Shifting blast dominant frequency at highwalls has been a desired target for an improved blast design. However, documented cases of successful frequency shifting have been little in literature. This paper presents a successful case of shifting frequency of blasts. The blast monitoring collected useful data for the site rock characterization – vibration (stress) attenuation versus scaled distance; site resonant frequency, and ground p-wave velocity from signature hole blasts. Using the multiple seed waveforms that are encoded within the site frequency response, the Multiple Seed Waveform (MSW) model accurately predicted the dominant frequency at highwalls from near-field blasts. Blast design scenarios were then modeled for blast vibration PPV's and dominant frequency.
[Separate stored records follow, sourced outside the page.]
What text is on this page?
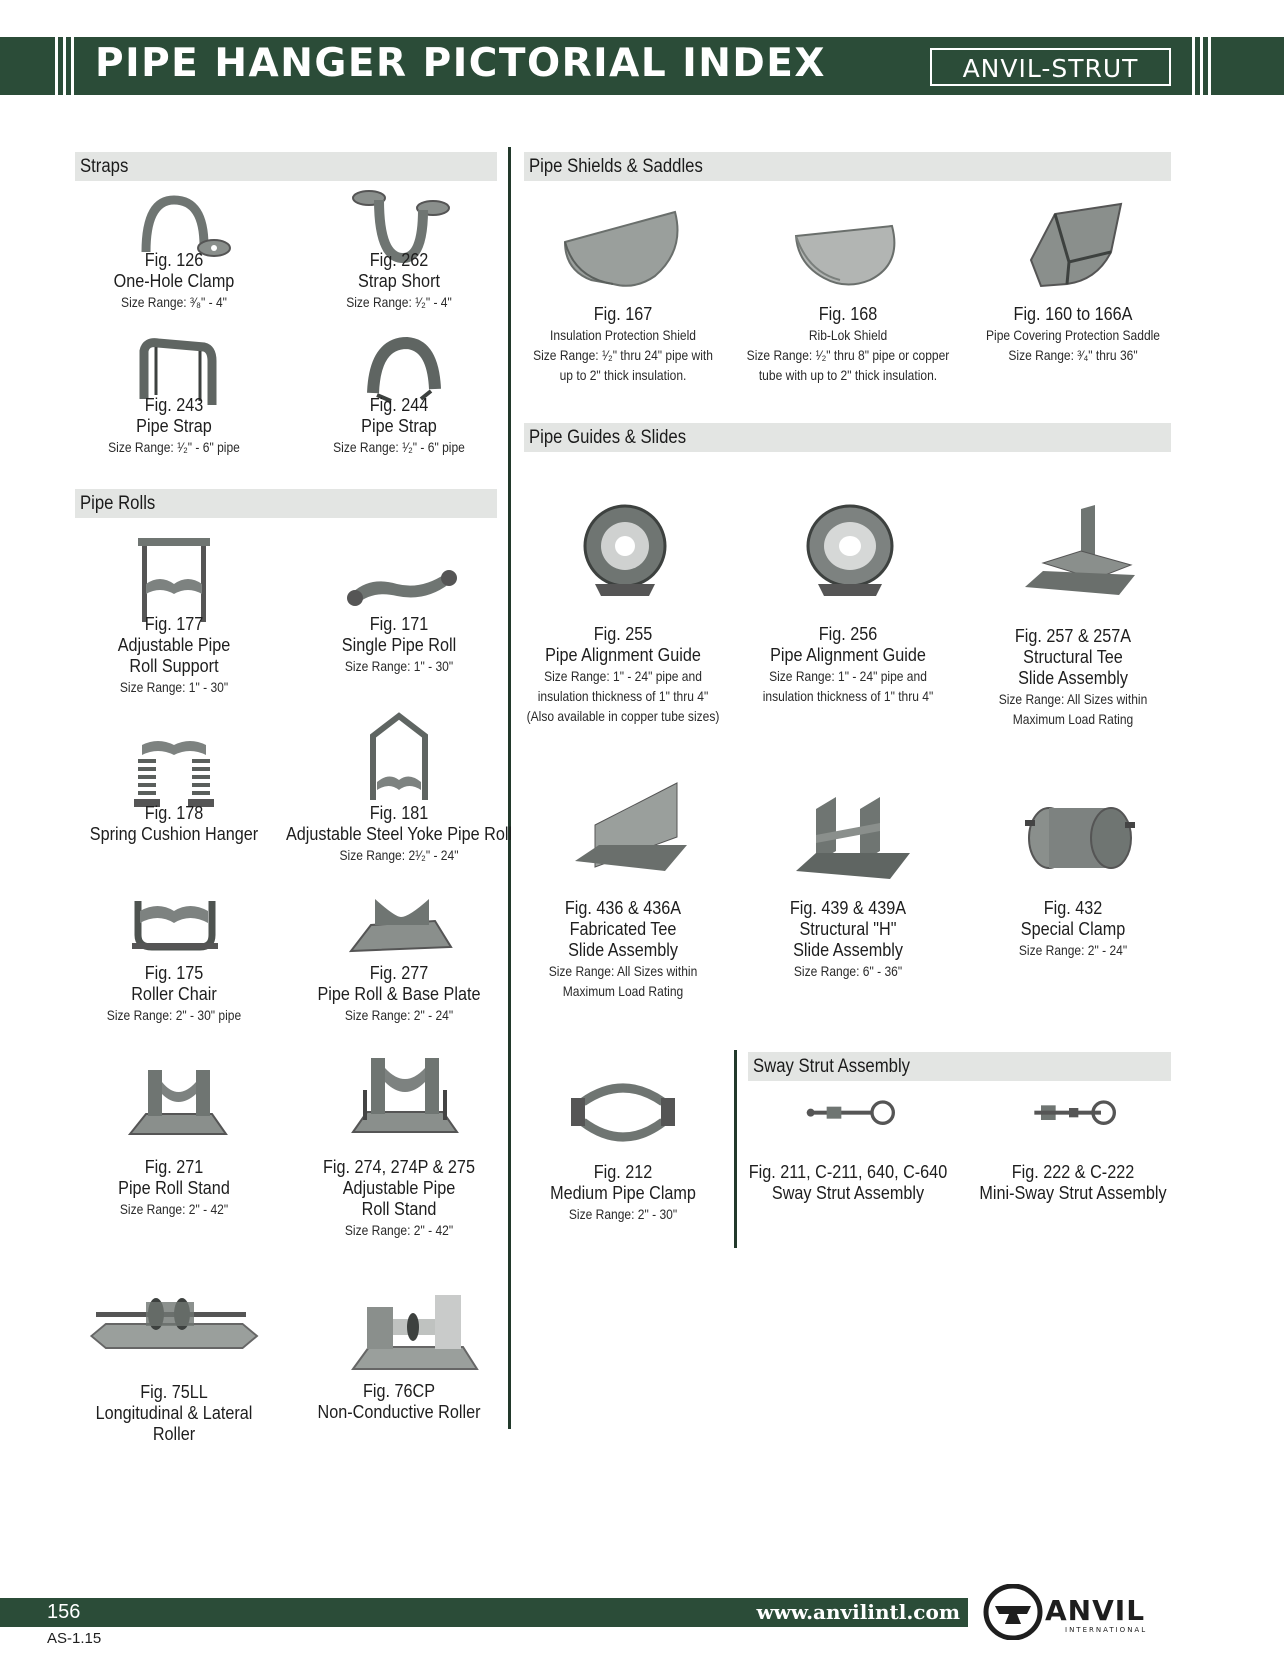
PIPE HANGER PICTORIAL INDEX	ANVIL-STRUT
Straps
Pipe Rolls
Pipe Shields & Saddles
Pipe Guides & Slides
Sway Strut Assembly
Fig. 126
One-Hole Clamp
Size Range: ³⁄₈" - 4"
Fig. 262
Strap Short
Size Range: ¹⁄₂" - 4"
Fig. 243
Pipe Strap
Size Range: ¹⁄₂" - 6" pipe
Fig. 244
Pipe Strap
Size Range: ¹⁄₂" - 6" pipe
Fig. 177
Adjustable Pipe
Roll Support
Size Range: 1" - 30"
Fig. 171
Single Pipe Roll
Size Range: 1" - 30"
Fig. 178
Spring Cushion Hanger
Fig. 181
Adjustable Steel Yoke Pipe Roll
Size Range: 2¹⁄₂" - 24"
Fig. 175
Roller Chair
Size Range: 2" - 30" pipe
Fig. 277
Pipe Roll & Base Plate
Size Range: 2" - 24"
Fig. 271
Pipe Roll Stand
Size Range: 2" - 42"
Fig. 274, 274P & 275
Adjustable Pipe
Roll Stand
Size Range: 2" - 42"
Fig. 75LL
Longitudinal & Lateral
Roller
Fig. 76CP
Non-Conductive Roller
Fig. 167
Insulation Protection Shield
Size Range: ¹⁄₂" thru 24" pipe with
up to 2" thick insulation.
Fig. 168
Rib-Lok Shield
Size Range: ¹⁄₂" thru 8" pipe or copper
tube with up to 2" thick insulation.
Fig. 160 to 166A
Pipe Covering Protection Saddle
Size Range: ³⁄₄" thru 36"
Fig. 255
Pipe Alignment Guide
Size Range: 1" - 24" pipe and
insulation thickness of 1" thru 4"
(Also available in copper tube sizes)
Fig. 256
Pipe Alignment Guide
Size Range: 1" - 24" pipe and
insulation thickness of 1" thru 4"
Fig. 257 & 257A
Structural Tee
Slide Assembly
Size Range: All Sizes within
Maximum Load Rating
Fig. 436 & 436A
Fabricated Tee
Slide Assembly
Size Range: All Sizes within
Maximum Load Rating
Fig. 439 & 439A
Structural "H"
Slide Assembly
Size Range: 6" - 36"
Fig. 432
Special Clamp
Size Range: 2" - 24"
Fig. 212
Medium Pipe Clamp
Size Range: 2" - 30"
Fig. 211, C-211, 640, C-640
Sway Strut Assembly
Fig. 222 & C-222
Mini-Sway Strut Assembly
156	www.anvilintl.com
AS-1.15
ANVIL
INTERNATIONAL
With parameters from the signature hole blast vibration and fragmentation measurement, the Multiple Blasthole Fragmentation (MBF) and MSW models are established for the site. The models can be used to explore benefits from various blast design scenarios. The delay timing in terms of lower PPV and higher dominant frequencies for the pits were recommended – an increase in frequency of 10 Hz at a hard rock pit using the recommended timing and an increase in frequency of 5 Hz at another relatively soft rock pit with the recommended timing.
In a typical mine operation, productivity and efficiency begin with drilling and blasting efforts, however, additional challenges related to blasting can be impactful to a mining operation. Blast designs must be adapted to the site geological features and rock properties to achieve improved operations. To support the mining operator's effort, a suite of blasting technologies is required at the mine to drive blast optimization and wall control.
A large gold mine has two production pits – one with relatively competent rock and the other one with fractured rock. Current timing templates used by the short-term planning were created over 5 years ago – and given changes in geology and rock structures, the timing templates may not be providing suitable vibration or wall control outcomes.